Comment by jedwhite

1 month ago

In practice after using this for real-world test suites and evaluations, the results with Claude Code if you do this sensibly are remarkably consistent. That's because you can still write the deterministic parts as the `./run_tests.sh` bash script (or `run_tests.py` etc).

So you're using the appropriate tools for the task at hand embedded within both traditional scripts and markdown scripts.

Examples: - A bash script summarizes text files from a path in a loop - A markdown script runs `./test/run_tests.py` and summarizes the results.

Tools like Claude code combined with executable scripts and pipes open up a genuinely new way of doing tasks that are traditionally hard with scripting languages alone. I expect we will see a mix of borth approaches where each gets used based on its strengths, as we're seeing with application development too.
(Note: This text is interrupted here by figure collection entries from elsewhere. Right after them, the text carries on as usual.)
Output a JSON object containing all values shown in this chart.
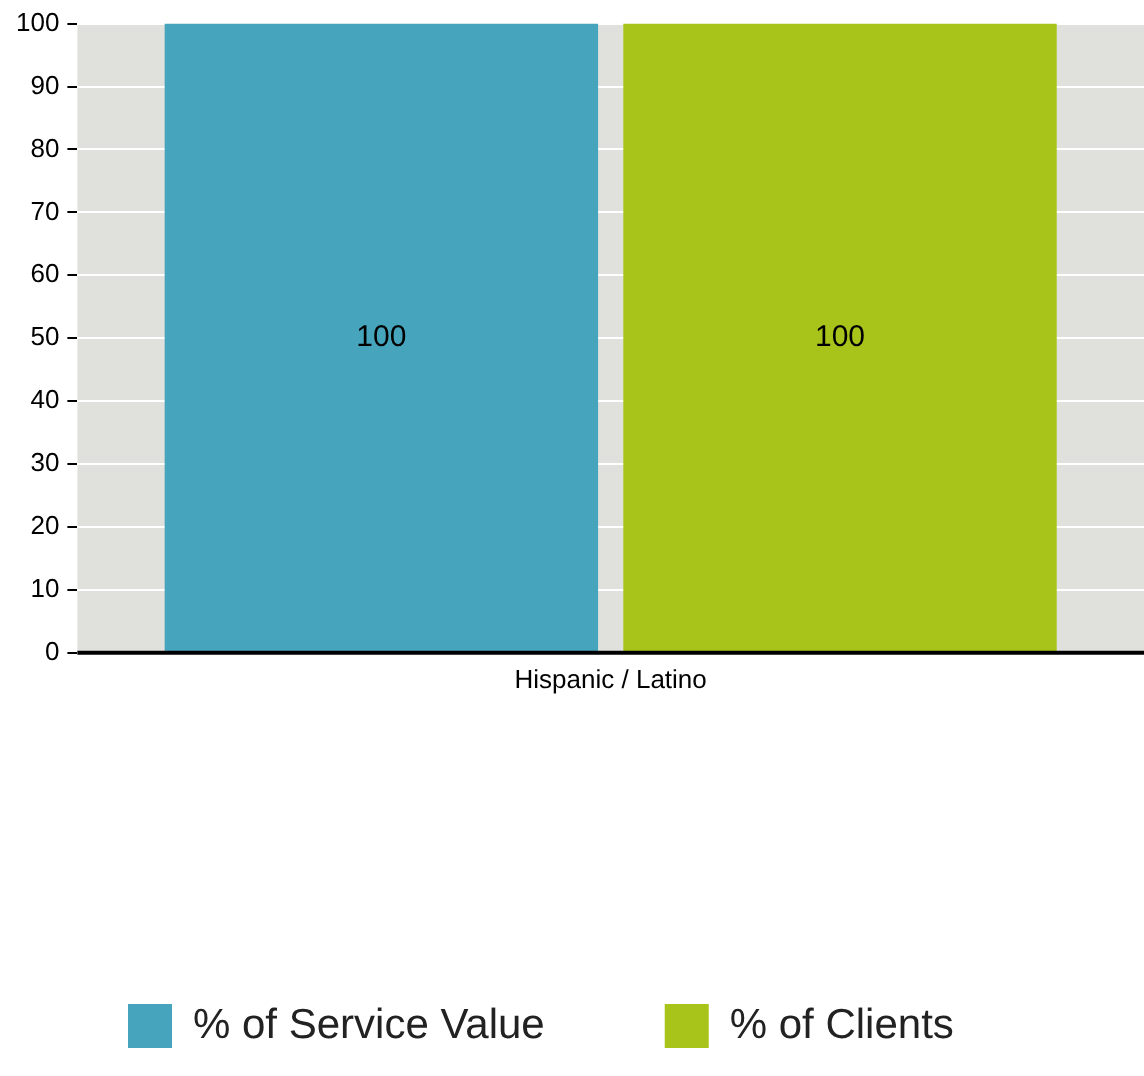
{
  "chart_data": {
    "type": "bar",
    "categories": [
      "Hispanic / Latino"
    ],
    "series": [
      {
        "name": "% of Service Value",
        "color": "#46a4bd",
        "values": [
          100
        ]
      },
      {
        "name": "% of Clients",
        "color": "#a8c41a",
        "values": [
          100
        ]
      }
    ],
    "ylim": [
      0,
      100
    ],
    "yticks": [
      0,
      10,
      20,
      30,
      40,
      50,
      60,
      70,
      80,
      90,
      100
    ],
    "grid": "y",
    "legend": "bottom",
    "data_labels": true
  }
}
It is a new world and we're all figuring this out.

[Edit for style]

2 comments

jedwhite

akdev1l 1 month ago

I mean in such case it is equivalent to like `do-something | llm “summarize the thing”`

Personally I see “prompt scripting” as strictly worse than code

cannot even modify some part of the prompt without being sure that there won’t be random side effects

And from what I’ve seen these prompts can(and do tend to) grow into possibly hundreds of lines as they become more specific and people try to “patch” the edge cases.
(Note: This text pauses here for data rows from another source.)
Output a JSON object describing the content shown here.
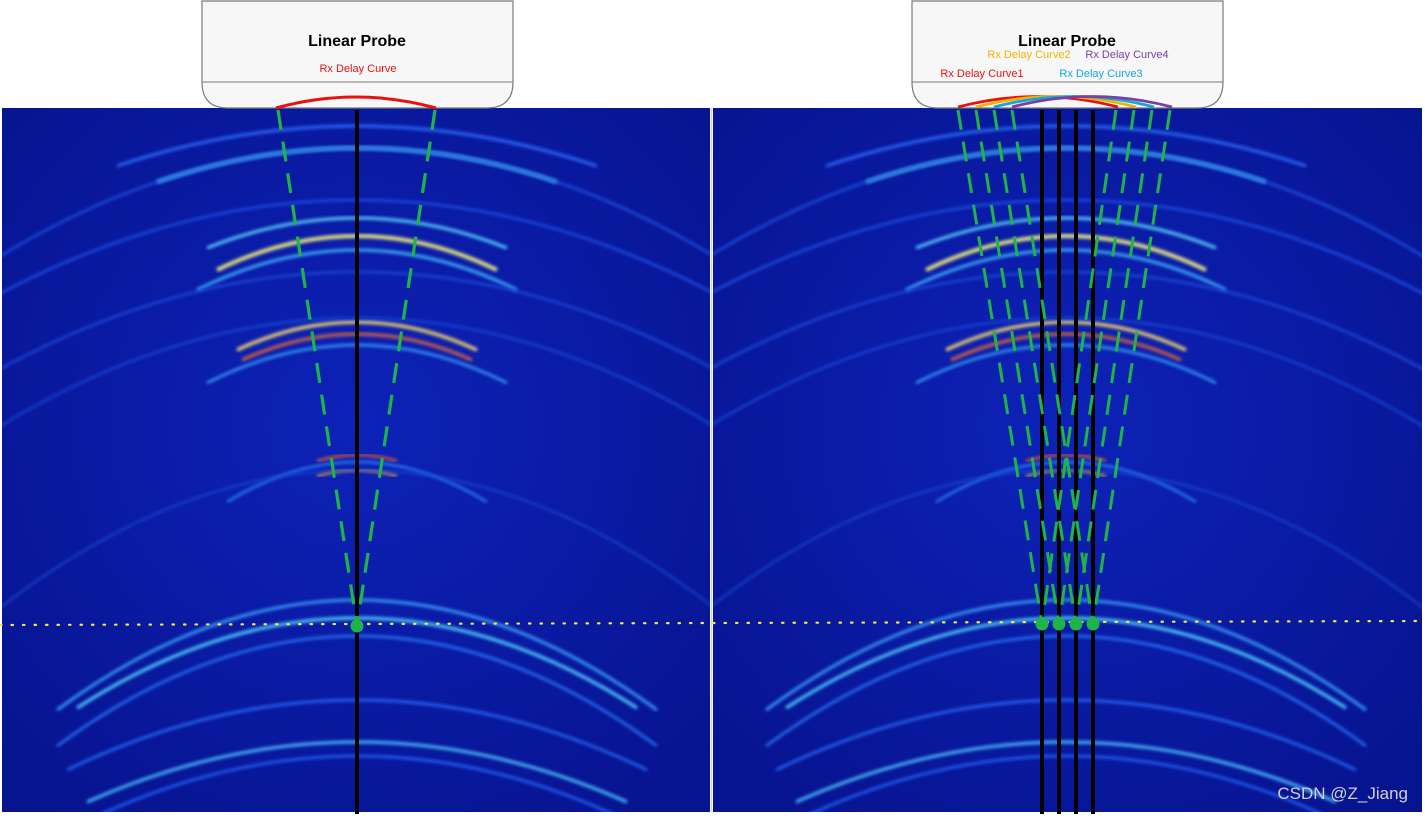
{
  "left_panel": {
    "probe_title": "Linear Probe",
    "curve_label": "Rx Delay Curve",
    "curve_color": "#e81010"
  },
  "right_panel": {
    "probe_title": "Linear Probe",
    "curves": [
      {
        "label": "Rx Delay Curve1",
        "color": "#e81010"
      },
      {
        "label": "Rx Delay Curve2",
        "color": "#f2b200"
      },
      {
        "label": "Rx Delay Curve3",
        "color": "#14a6d8"
      },
      {
        "label": "Rx Delay Curve4",
        "color": "#7a3fa6"
      }
    ]
  },
  "colors": {
    "background": "#0a1aa8",
    "beam_line": "#000000",
    "aperture_line": "#1fb34a",
    "focus_point": "#1fb34a",
    "focal_depth_line": "#f0ea3a"
  },
  "watermark": "CSDN @Z_Jiang"
}
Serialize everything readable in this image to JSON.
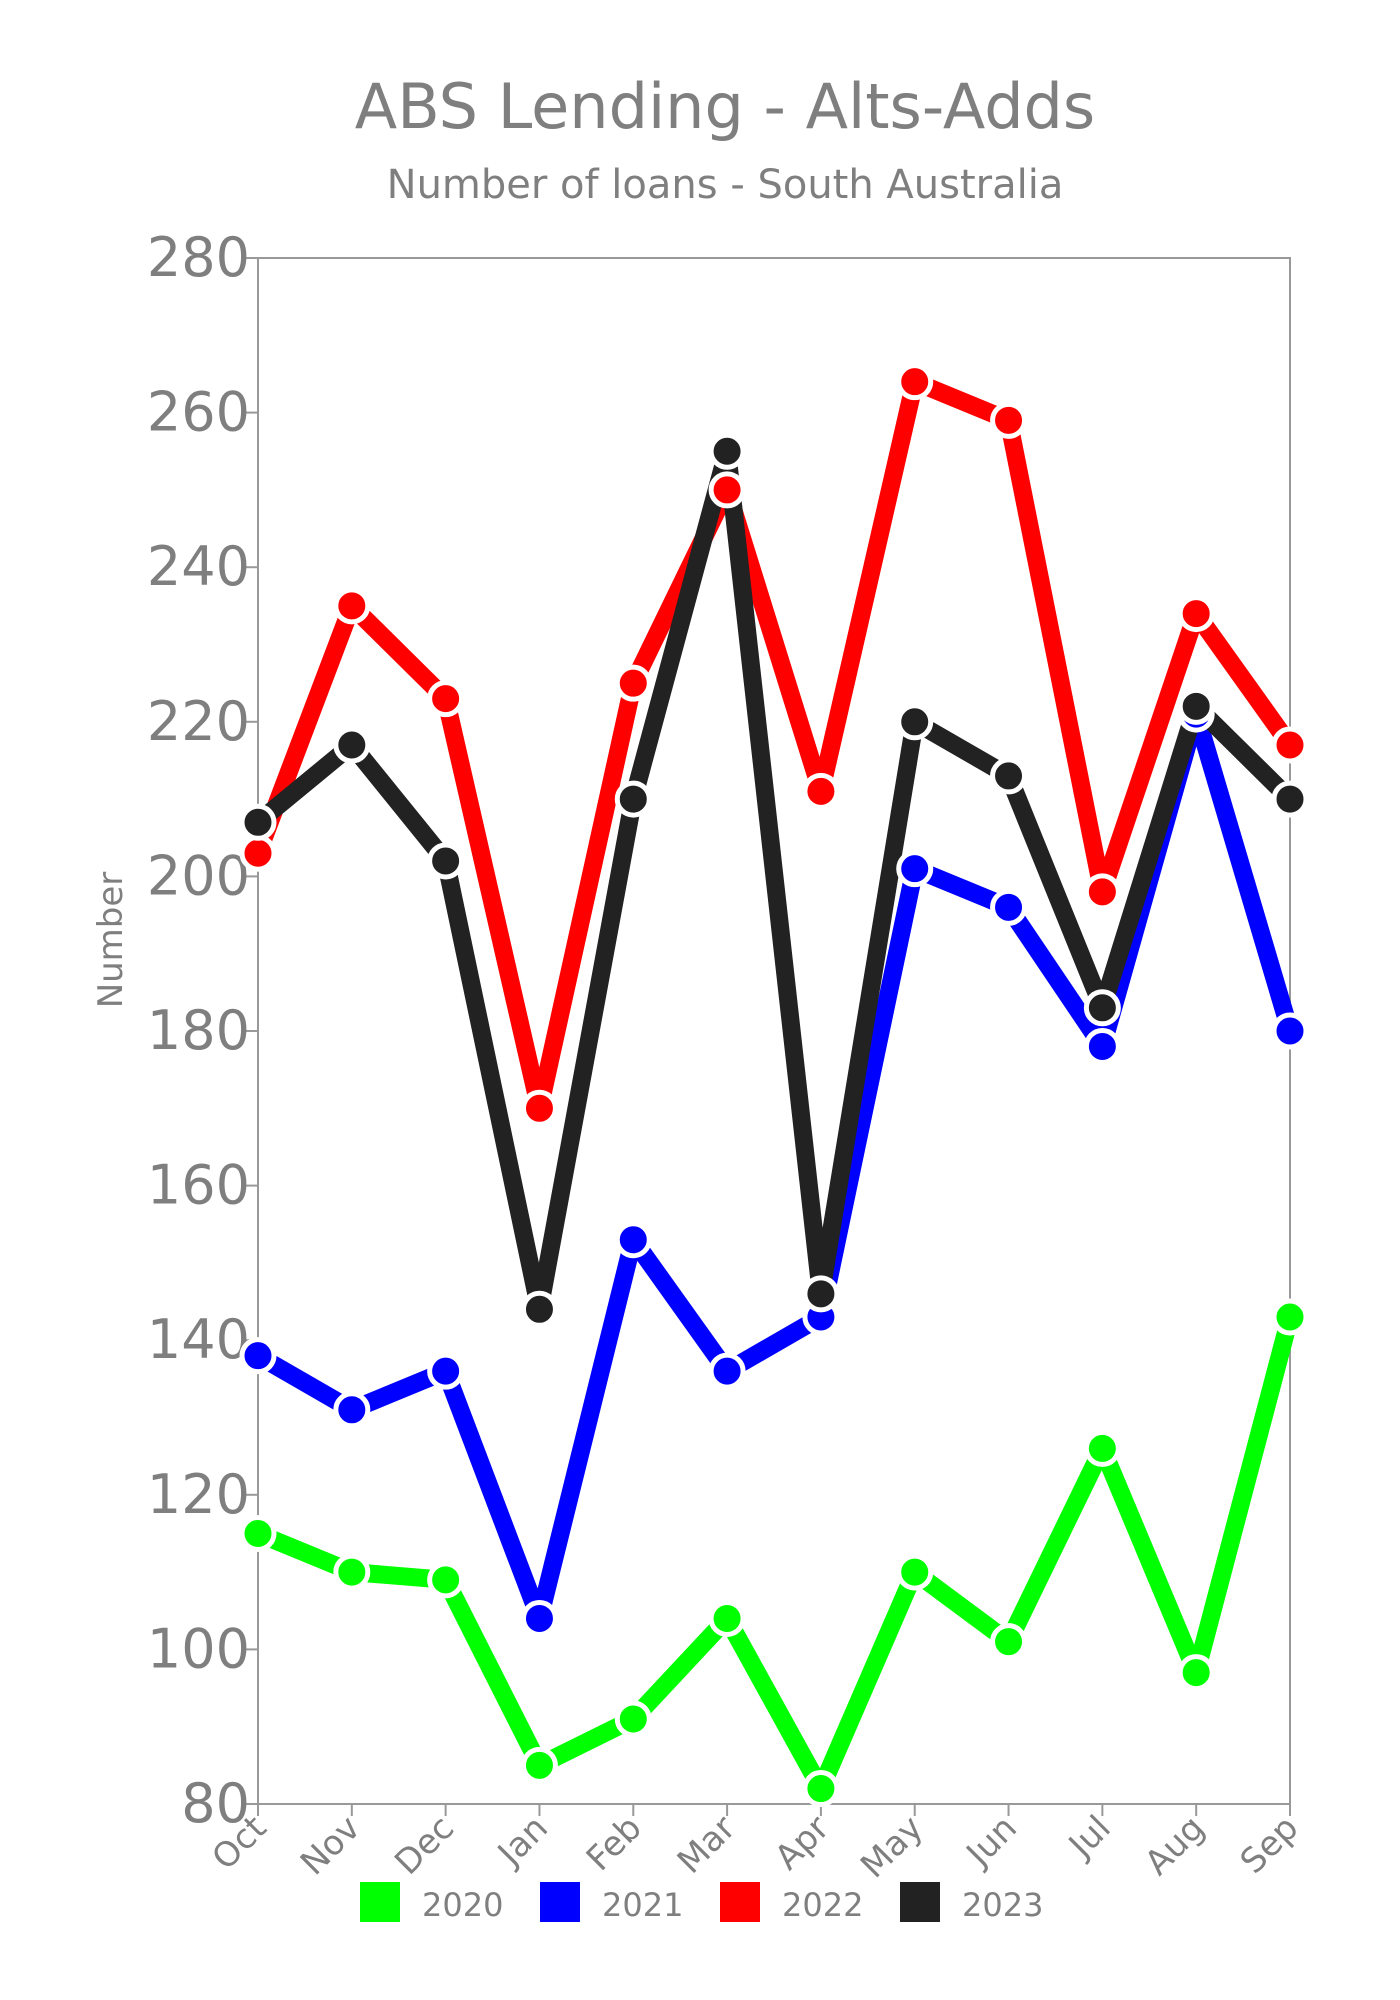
{
  "chart_data": {
    "type": "line",
    "title": "ABS Lending - Alts-Adds",
    "subtitle": "Number of loans - South Australia",
    "xlabel": "",
    "ylabel": "Number",
    "categories": [
      "Oct",
      "Nov",
      "Dec",
      "Jan",
      "Feb",
      "Mar",
      "Apr",
      "May",
      "Jun",
      "Jul",
      "Aug",
      "Sep"
    ],
    "ylim": [
      80,
      280
    ],
    "yticks": [
      80,
      100,
      120,
      140,
      160,
      180,
      200,
      220,
      240,
      260,
      280
    ],
    "grid": false,
    "legend_position": "bottom",
    "series": [
      {
        "name": "2020",
        "color": "#00ff00",
        "values": [
          115,
          110,
          109,
          85,
          91,
          104,
          82,
          110,
          101,
          126,
          97,
          143
        ]
      },
      {
        "name": "2021",
        "color": "#0000ff",
        "values": [
          138,
          131,
          136,
          104,
          153,
          136,
          143,
          201,
          196,
          178,
          221,
          180
        ]
      },
      {
        "name": "2022",
        "color": "#ff0000",
        "values": [
          203,
          235,
          223,
          170,
          225,
          250,
          211,
          264,
          259,
          198,
          234,
          217
        ]
      },
      {
        "name": "2023",
        "color": "#222222",
        "values": [
          207,
          217,
          202,
          144,
          210,
          255,
          146,
          220,
          213,
          183,
          222,
          210
        ]
      }
    ]
  }
}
It ends up being like code but strictly worse.

jedwhite 1 month ago

One of the advantages of using executable Markdown files with pipe support is that it allows you to create composable building blocks that can be chained together.
So you can build individual prompt-based scripts (format.md, summarize.md etc.) that are each small, simple and focused on a single task. Then you can chain those prompt scripts together with regular command line tools and bash scripts.
I find that approach quite powerful, and it helps overcome the need for massive prompts. They can also be invoked from within Claude Code in interactive mode.